The president of the Portuguese Republic, Marcelo Rebelo de Sousa, toured the Lisbon Portugal Temple on Aug. 29 during the temple open house.
The president also received as a gift his documented family history from Elder José A. Teixeira of the Presidency of the Seventy at the occasion — a framed four-generation chart and book of his ancestry.
“My grandfather went to Brazil when he was very young,” Rebelo de Sousa said in a Newsroom release. “Then he went to Angola. He became a very well-known trader. These kinds of stories are so important. And I know that your Church is very much pro family, as I am. (The family) is the foundation of society.”
See the first interior photos here of the Lisbon Portugal Temple
Rebelo de Sousa was also joined in his tour of the temple by Elder Gary B. Sabin, a General Authority Seventy and president of the Church’s Europe Area, and Elder Joaquim Moreira, an Area Seventy responsible for the temple open house.

In addition to the building’s 49-feet height, the temple has a 134-foot gold-leafed spire with a statue of the angel Moroni on top, according to a Church News article. With gold, blue, ochre and lavender colors featured inside the temple, the exterior is made of Portuguese Moleanos limestone. The exterior and interior glass has been carved in traditional Portuguese patterns and highlighted with gold leaf.
“I want people to come and see the temple,” Elder Teixeira said. “More than just being beautiful, it’s full of meaning, full of meaning for life and what life means to us as families. What we’re doing in the temple is not secret, it is special and sacred.”

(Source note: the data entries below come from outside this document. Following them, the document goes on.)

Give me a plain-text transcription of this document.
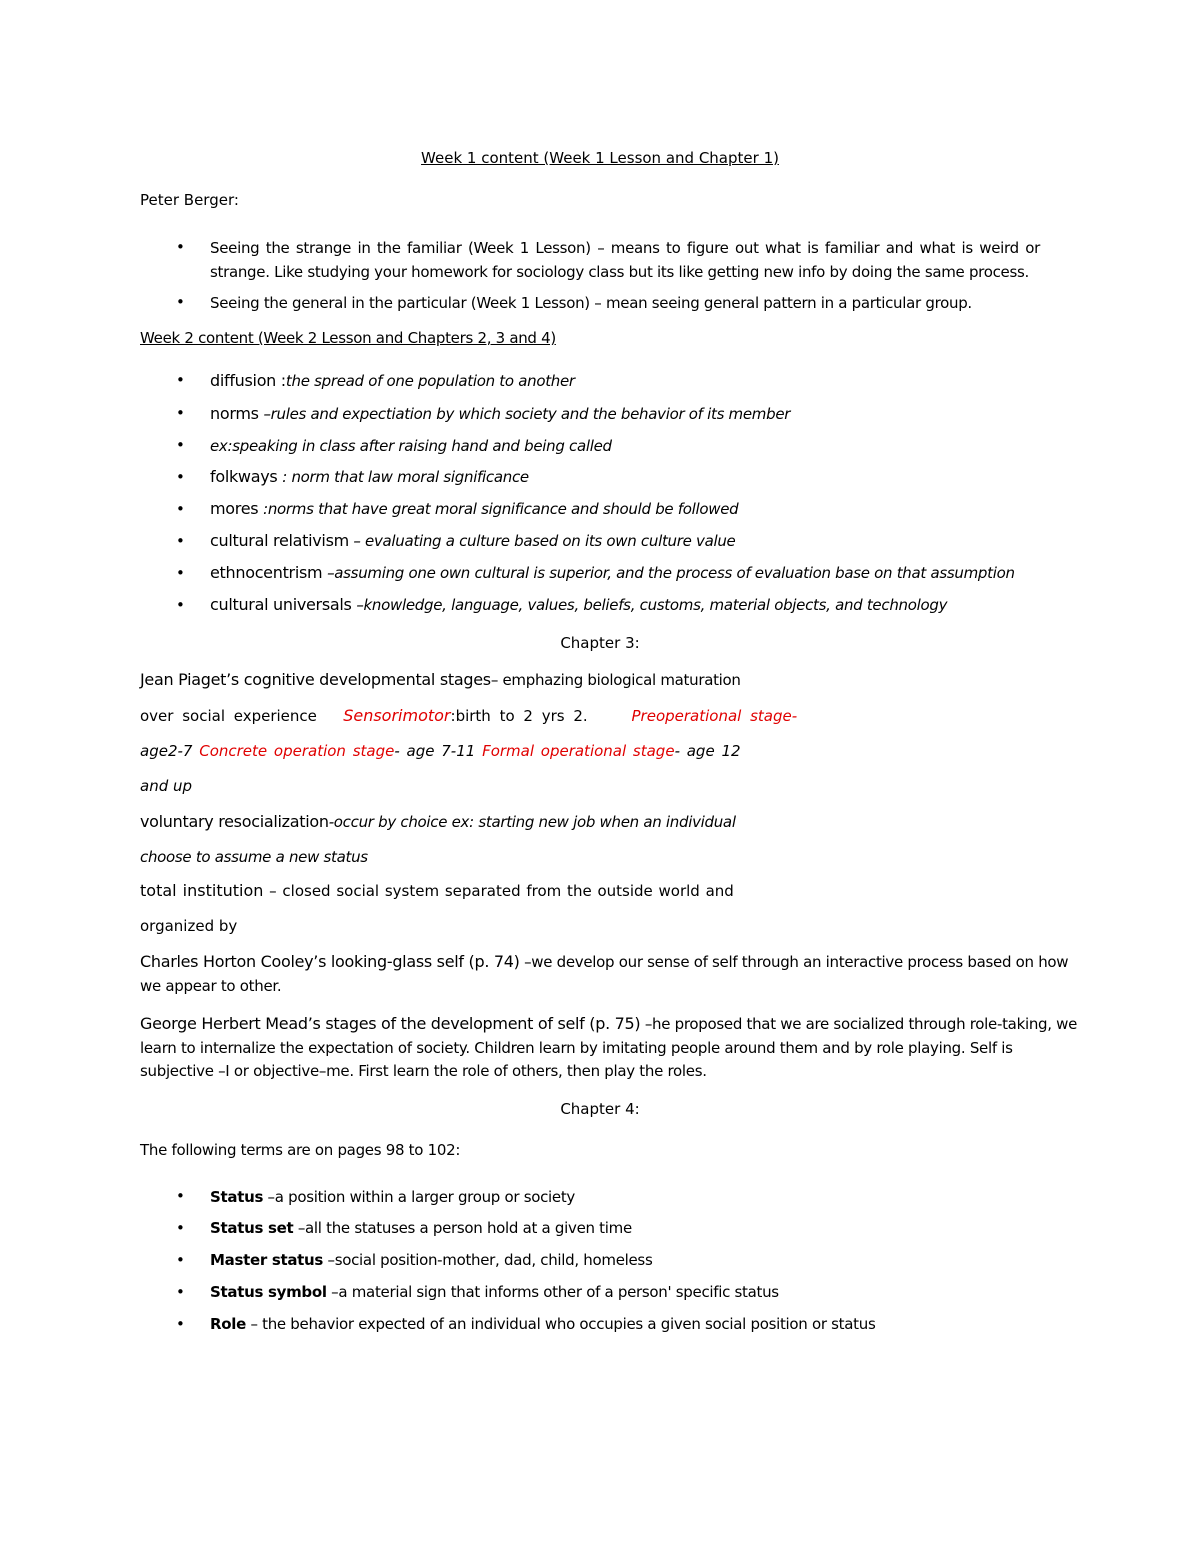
Week 1 content (Week 1 Lesson and Chapter 1)
Peter Berger:
• Seeing the strange in the familiar (Week 1 Lesson) – means to figure out what is familiar and what is weird or
strange. Like studying your homework for sociology class but its like getting new info by doing the same process.
• Seeing the general in the particular (Week 1 Lesson) – mean seeing general pattern in a particular group.
Week 2 content (Week 2 Lesson and Chapters 2, 3 and 4)
• diffusion :the spread of one population to another
• norms –rules and expectiation by which society and the behavior of its member
• ex:speaking in class after raising hand and being called
• folkways : norm that law moral significance
• mores :norms that have great moral significance and should be followed
• cultural relativism – evaluating a culture based on its own culture value
• ethnocentrism –assuming one own cultural is superior, and the process of evaluation base on that assumption
• cultural universals –knowledge, language, values, beliefs, customs, material objects, and technology
Chapter 3:
Jean Piaget’s cognitive developmental stages– emphazing biological maturation
over social experience Sensorimotor:birth to 2 yrs 2.	Preoperational stage-
age2-7 Concrete operation stage- age 7-11 Formal operational stage- age 12
and up
voluntary resocialization-occur by choice ex: starting new job when an individual
choose to assume a new status
total institution – closed social system separated from the outside world and
organized by
Charles Horton Cooley’s looking-glass self (p. 74) –we develop our sense of self through an interactive process based on how
we appear to other.
George Herbert Mead’s stages of the development of self (p. 75) –he proposed that we are socialized through role-taking, we
learn to internalize the expectation of society. Children learn by imitating people around them and by role playing. Self is
subjective –I or objective–me. First learn the role of others, then play the roles.
Chapter 4:
The following terms are on pages 98 to 102:
• Status –a position within a larger group or society
• Status set –all the statuses a person hold at a given time
• Master status –social position-mother, dad, child, homeless
• Status symbol –a material sign that informs other of a person' specific status
• Role – the behavior expected of an individual who occupies a given social position or status
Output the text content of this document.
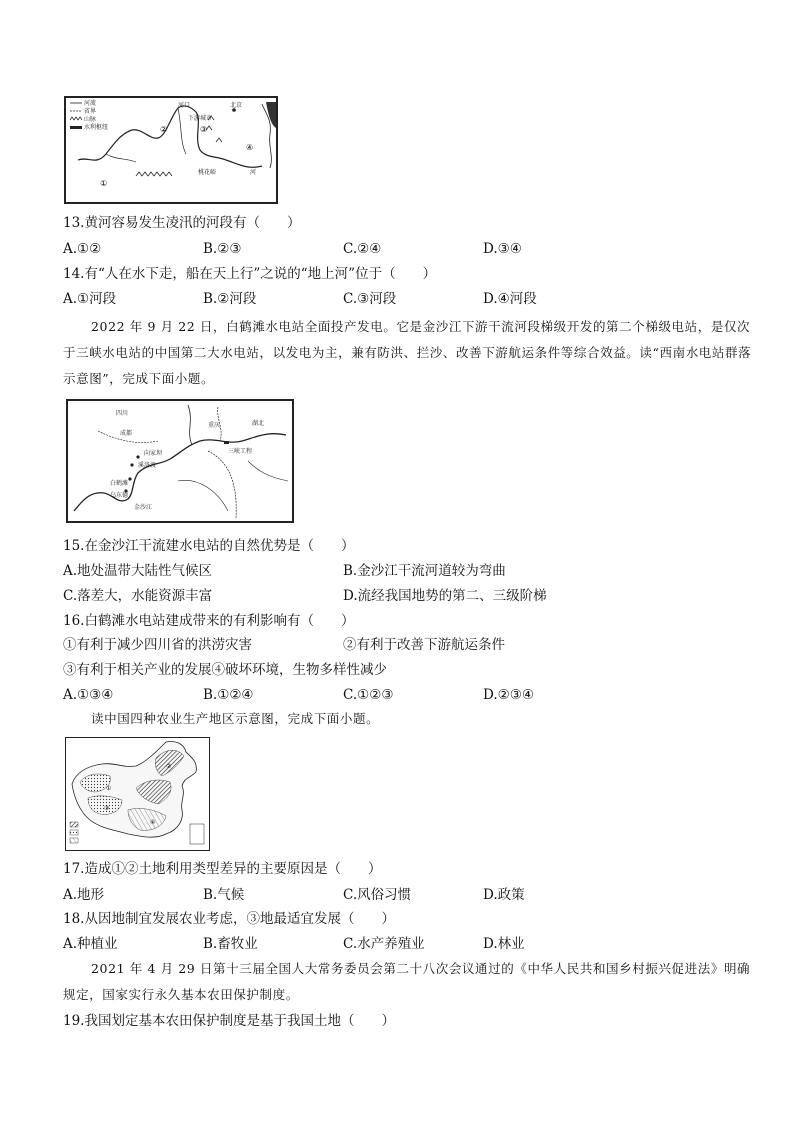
河流
省界
山脉
水利枢纽
河口	北京
下游城市
桃花峪	河
①
②	③
④
13.黄河容易发生凌汛的河段有（　　）
A.①②	B.②③	C.②④	D.③④
14.有“人在水下走，船在天上行”之说的“地上河”位于（　　）
A.①河段	B.②河段	C.③河段	D.④河段
2022 年 9 月 22 日，白鹤滩水电站全面投产发电。它是金沙江下游干流河段梯级开发的第二个梯级电站，是仅次于三峡水电站的中国第二大水电站，以发电为主，兼有防洪、拦沙、改善下游航运条件等综合效益。读“西南水电站群落示意图”，完成下面小题。
四川
成都
重庆	湖北
三峡工程
乌东德
白鹤滩
溪洛渡
向家坝
金沙江
15.在金沙江干流建水电站的自然优势是（　　）
A.地处温带大陆性气候区	B.金沙江干流河道较为弯曲
C.落差大，水能资源丰富	D.流经我国地势的第二、三级阶梯
16.白鹤滩水电站建成带来的有利影响有（　　）
①有利于减少四川省的洪涝灾害	②有利于改善下游航运条件
③有利于相关产业的发展④破坏环境，生物多样性减少
A.①③④	B.①②④	C.①②③	D.②③④
读中国四种农业生产地区示意图，完成下面小题。
①
②
③
④
17.造成①②土地利用类型差异的主要原因是（　　）
A.地形	B.气候	C.风俗习惯	D.政策
18.从因地制宜发展农业考虑，③地最适宜发展（　　）
A.种植业	B.畜牧业	C.水产养殖业	D.林业
2021 年 4 月 29 日第十三届全国人大常务委员会第二十八次会议通过的《中华人民共和国乡村振兴促进法》明确规定，国家实行永久基本农田保护制度。
19.我国划定基本农田保护制度是基于我国土地（　　）
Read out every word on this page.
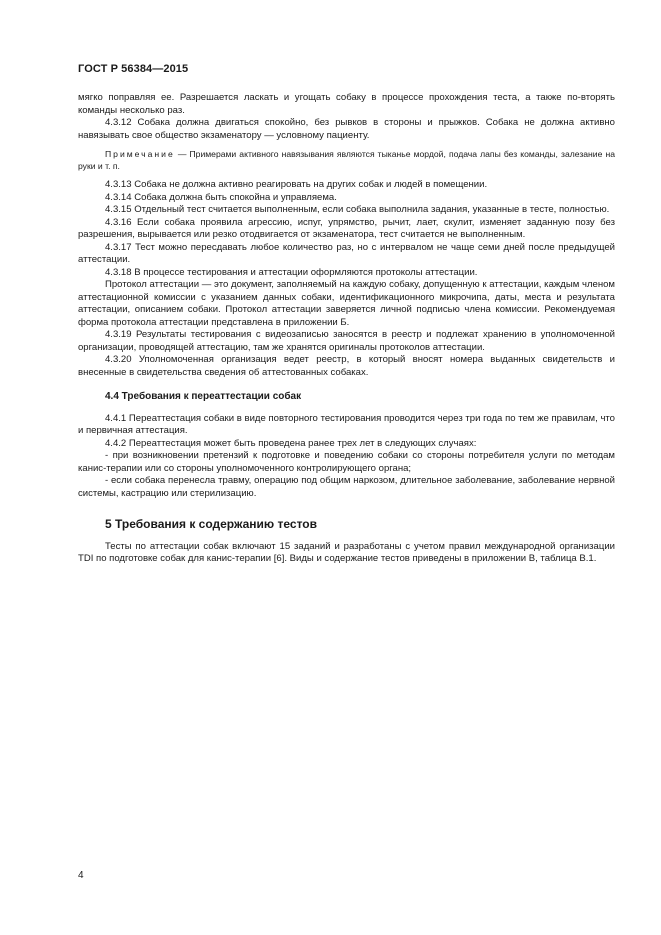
ГОСТ Р 56384—2015

мягко поправляя ее. Разрешается ласкать и угощать собаку в процессе прохождения теста, а также по-вторять команды несколько раз.

4.3.12 Собака должна двигаться спокойно, без рывков в стороны и прыжков. Собака не должна активно навязывать свое общество экзаменатору — условному пациенту.

Примечание — Примерами активного навязывания являются тыканье мордой, подача лапы без команды, залезание на руки и т. п.

4.3.13 Собака не должна активно реагировать на других собак и людей в помещении.

4.3.14 Собака должна быть спокойна и управляема.

4.3.15 Отдельный тест считается выполненным, если собака выполнила задания, указанные в тесте, полностью.

4.3.16 Если собака проявила агрессию, испуг, упрямство, рычит, лает, скулит, изменяет заданную позу без разрешения, вырывается или резко отодвигается от экзаменатора, тест считается не выполненным.

4.3.17 Тест можно пересдавать любое количество раз, но с интервалом не чаще семи дней после предыдущей аттестации.

4.3.18 В процессе тестирования и аттестации оформляются протоколы аттестации.

Протокол аттестации — это документ, заполняемый на каждую собаку, допущенную к аттестации, каждым членом аттестационной комиссии с указанием данных собаки, идентификационного микрочипа, даты, места и результата аттестации, описанием собаки. Протокол аттестации заверяется личной подписью члена комиссии. Рекомендуемая форма протокола аттестации представлена в приложении Б.

4.3.19 Результаты тестирования с видеозаписью заносятся в реестр и подлежат хранению в уполномоченной организации, проводящей аттестацию, там же хранятся оригиналы протоколов аттестации.

4.3.20 Уполномоченная организация ведет реестр, в который вносят номера выданных свидетельств и внесенные в свидетельства сведения об аттестованных собаках.

4.4 Требования к переаттестации собак

4.4.1 Переаттестация собаки в виде повторного тестирования проводится через три года по тем же правилам, что и первичная аттестация.

4.4.2 Переаттестация может быть проведена ранее трех лет в следующих случаях:

- при возникновении претензий к подготовке и поведению собаки со стороны потребителя услуги по методам канис-терапии или со стороны уполномоченного контролирующего органа;

- если собака перенесла травму, операцию под общим наркозом, длительное заболевание, заболевание нервной системы, кастрацию или стерилизацию.

5 Требования к содержанию тестов

Тесты по аттестации собак включают 15 заданий и разработаны с учетом правил международной организации TDI по подготовке собак для канис-терапии [6]. Виды и содержание тестов приведены в приложении В, таблица В.1.

4
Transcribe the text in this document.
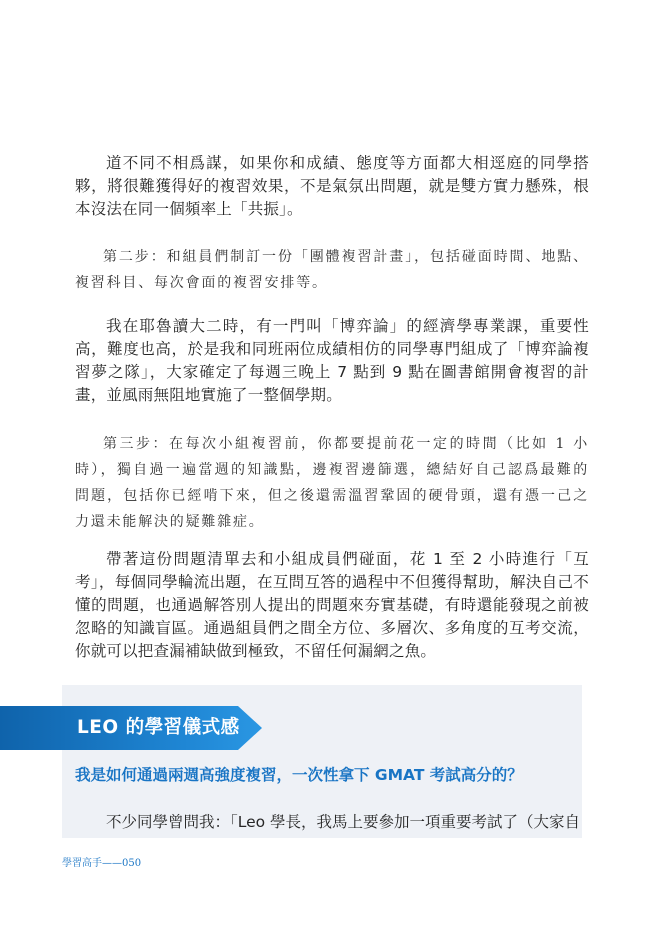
道不同不相爲謀，如果你和成績、態度等方面都大相逕庭的同學搭夥，將很難獲得好的複習效果，不是氣氛出問題，就是雙方實力懸殊，根本沒法在同一個頻率上「共振」。

第二步：和組員們制訂一份「團體複習計畫」，包括碰面時間、地點、複習科目、每次會面的複習安排等。

我在耶魯讀大二時，有一門叫「博弈論」的經濟學專業課，重要性高，難度也高，於是我和同班兩位成績相仿的同學專門組成了「博弈論複習夢之隊」，大家確定了每週三晚上 7 點到 9 點在圖書館開會複習的計畫，並風雨無阻地實施了一整個學期。

第三步：在每次小組複習前，你都要提前花一定的時間（比如 1 小時），獨自過一遍當週的知識點，邊複習邊篩選，總結好自己認爲最難的問題，包括你已經啃下來，但之後還需溫習鞏固的硬骨頭，還有憑一己之力還未能解決的疑難雜症。

帶著這份問題清單去和小組成員們碰面，花 1 至 2 小時進行「互考」，每個同學輪流出題，在互問互答的過程中不但獲得幫助，解決自己不懂的問題，也通過解答別人提出的問題來夯實基礎，有時還能發現之前被忽略的知識盲區。通過組員們之間全方位、多層次、多角度的互考交流，你就可以把查漏補缺做到極致，不留任何漏網之魚。

LEO 的學習儀式感
我是如何通過兩週高強度複習，一次性拿下 GMAT 考試高分的？

不少同學曾問我：「Leo 學長，我馬上要參加一項重要考試了（大家自

學習高手——050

The temple was announced by President Thomas S. Monson, who also dedicated Portugal for the preaching of the gospel in 1975, during the October 2010 general conference. Elder Neil L. Andersen of the Quorum of the Twelve Apostles will dedicate the temple on Sept. 15, making it the 166th temple in operation of the Church worldwide.
Read the full release on Newsroom.
A previous version of this article incorrectly stated that President Monson dedicated Portugal for the preaching of the gospel in 1947. He dedicated it in 1975.